As supply and demand traders, we do not need to pay attention to news analysis or fundamentals. You can see by yourself what happened with Apple, Tesla and many other supply and demand analyses I’ve been posting in the blog and in my YouTube channel.
This is the kind of price action technical analysis you will learn in our trading community. You will learn how to locate new supply and demand imbalances and trade without using any indicators, no news, no fundamental analysis, no earnings announcements, no volume or VSA analysis. Just supply and demand imbalances.
Trading supply and demand imbalances are ideal for beginners and those with full or half-time jobs. You won’t need to stay in front of the computer all day long trying to move price action with your mind.

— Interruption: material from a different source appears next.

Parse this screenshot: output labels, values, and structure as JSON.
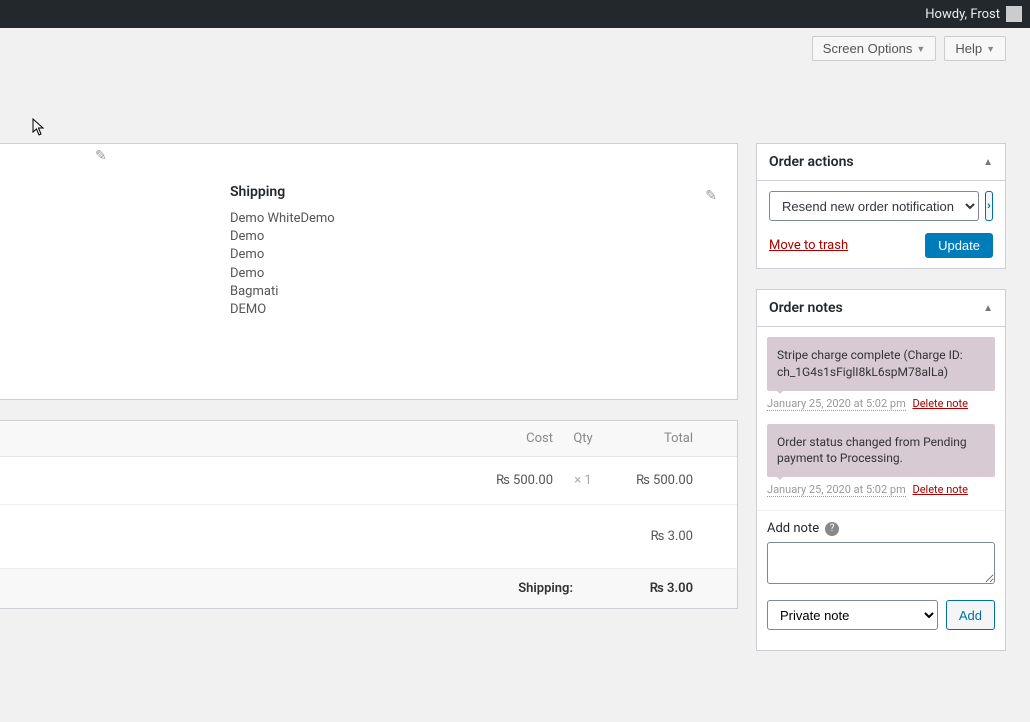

As supply and demand traders, we do not need to pay attention to the news, fundamentals or any earnings reports. Once a big timeframe imbalance has gained control, earnings do just the opposite and react strongly to those imbalances. Why do you see positive earnings and then the underlying stock drops like a rock, or a negative earnings announcement and the stock rallies like a rocket out of control? You are probably missing the fact that there are big imbalances in gaining control.
You should not worry about fundamentals or earnings announcements unless you are doing very short-term trading and scalping.
You can use these imbalances to plan your trades in lower timeframes. Trading is just waiting for the right trigger points and scenarios to present themselves, this game has got a name, and it’s called the waiting game. We need to patiently wait for the correct scenarios and setups to happen and wait for the price to pull back or dip into the price levels we want to trade, in our case these price levels are made of supply and demand imbalances.
Join our supply and demand trading course if you want to learn how to trade using our supply and demand trading strategy.
There are several ways of buying stocks and futures. When trading stocks, you can buy shares of the underlying stock or use options strategies to go long or short at these specific supply and demand levels, long calls or long puts or spreads. You can even buy a CFD (contracts for difference) if you are in a country where it’s allowed.